Look around and you will find many instances where the regulatory state, Big Tech, and aggressive progressivism have introduced fragility into the very networked systems they celebrate as modern advances—and into society as a whole, including the minority communities they purport to protect and favor.
There are two opposites to fragility in complex networked systems. The first is resilience, the ability to absorb local damage without triggering a cascade of failure and unravelling. Resilience occurs in complex adaptive networked systems when there are redundant local connections. Our grandparents grew a few vegetables, if they didn’t simply live on farms. We rely on produce imported from several continents away. Our parents worked in jobs that were linked to other local and national companies in a local or national economy. The 1990s and 2000s saw many industries and jobs move overseas, making the dependence links between jobs here and those industries much more fragile. And when jobs are fragile, so are local communities, economies, and families.
Healthy ecologies host a variety of plant and animal species, suited to the climate and terrain. If weather shifts, or flooding occurs, some species may be affected but the ecology as a whole can continue to thrive and adapt. Resilience requires local redundancy.
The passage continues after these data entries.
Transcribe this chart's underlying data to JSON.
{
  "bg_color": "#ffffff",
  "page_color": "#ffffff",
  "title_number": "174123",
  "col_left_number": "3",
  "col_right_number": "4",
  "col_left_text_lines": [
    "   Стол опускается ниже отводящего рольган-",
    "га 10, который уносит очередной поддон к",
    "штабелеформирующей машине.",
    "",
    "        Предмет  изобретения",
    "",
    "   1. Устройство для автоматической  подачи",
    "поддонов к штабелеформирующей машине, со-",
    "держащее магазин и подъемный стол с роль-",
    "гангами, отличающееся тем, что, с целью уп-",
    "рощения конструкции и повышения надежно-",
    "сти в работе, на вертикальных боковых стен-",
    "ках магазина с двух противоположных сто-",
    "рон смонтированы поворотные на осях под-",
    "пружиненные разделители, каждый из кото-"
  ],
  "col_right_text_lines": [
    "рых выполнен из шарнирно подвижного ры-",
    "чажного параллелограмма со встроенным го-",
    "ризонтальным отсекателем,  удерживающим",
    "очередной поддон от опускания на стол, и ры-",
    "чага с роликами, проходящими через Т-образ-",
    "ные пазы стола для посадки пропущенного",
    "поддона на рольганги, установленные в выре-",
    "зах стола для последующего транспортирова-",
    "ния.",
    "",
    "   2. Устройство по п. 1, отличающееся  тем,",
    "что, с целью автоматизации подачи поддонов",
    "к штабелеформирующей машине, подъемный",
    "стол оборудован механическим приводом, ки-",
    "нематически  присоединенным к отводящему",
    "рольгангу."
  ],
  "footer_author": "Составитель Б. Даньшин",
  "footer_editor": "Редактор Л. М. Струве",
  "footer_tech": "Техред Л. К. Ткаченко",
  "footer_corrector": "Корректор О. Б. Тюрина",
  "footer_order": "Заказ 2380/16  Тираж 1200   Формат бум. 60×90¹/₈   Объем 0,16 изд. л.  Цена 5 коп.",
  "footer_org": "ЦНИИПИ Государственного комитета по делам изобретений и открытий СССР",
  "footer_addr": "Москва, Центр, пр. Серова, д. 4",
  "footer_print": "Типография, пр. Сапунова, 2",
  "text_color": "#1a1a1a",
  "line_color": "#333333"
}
Another opposite to fragility is anti-fragility, the ability to actually thrive as a result of uncertainty or change. In theory, free market economies under conditions of classical liberalism promote economic and social anti-fragility as they reward innovation and risk taking. But that analysis is fraught with blind spots when the networked nature of today’s context is acknowledged. This standard slogan of old school conservativism is blind to the cascade of second and third order effects that failure can introduce. To make the large scale complex adaptive networks that constitute communities, regions, nations, and economies anti-fragile requires first making them resilient. And resilience requires inefficiencies in the form of local and regional redundancies and diverse approaches.
Taking the Conceptual Initiative
The bad news is that Western civilization, and the traditional conservatism that considers itself the West’s true defender, face a truly existential crisis mediated in part by highly disruptive tech-based changes.
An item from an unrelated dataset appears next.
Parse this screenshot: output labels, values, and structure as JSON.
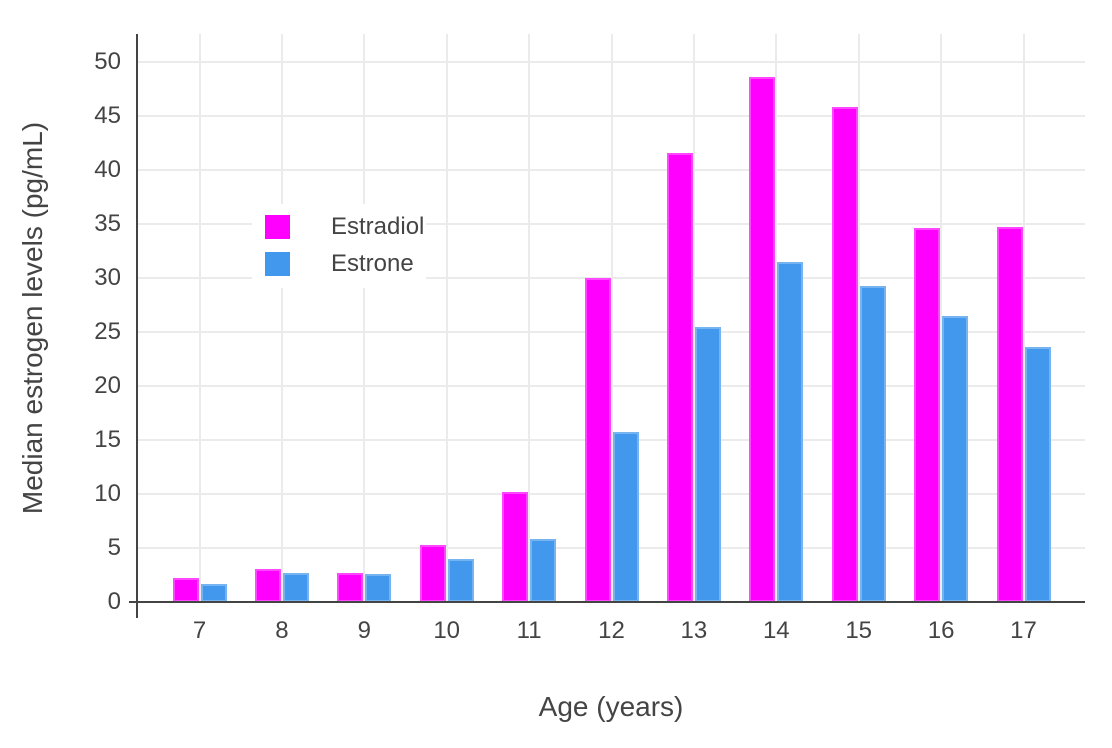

The good news is that we have the opportunity to change the conceptual terms of the political debate. To do so requires that we first accurately perceive and understand the workings of complex adaptive networked systems, increasingly interconnected and interdependent on one another, in our lives at individual, community, national, and geopolitical levels.
It means recognizing that the critical importance of the family occurs in the context of other networks, including virtual ones that conservatives tend to ignore or discount. It means re-evaluating economic policy with an understanding of the ways in which disruptive tech has undermined the ability of central banks to control currency values. It means demonstrating to American voters how we can re-weave new, resilient, diverse social and economic fabrics that support their dignity and well-being.
Our modern word “crisis” comes from the Classical Greek verb krinein, “to decide.” When a crisis emerges, it forces a decision. How will Americans disillusioned by the conservative impasse address the deep crisis facing Western civilization? The way forward must address the deeply interconnected, interdependent, complex networked nature of the world today—and of the fragilities that have been created in it.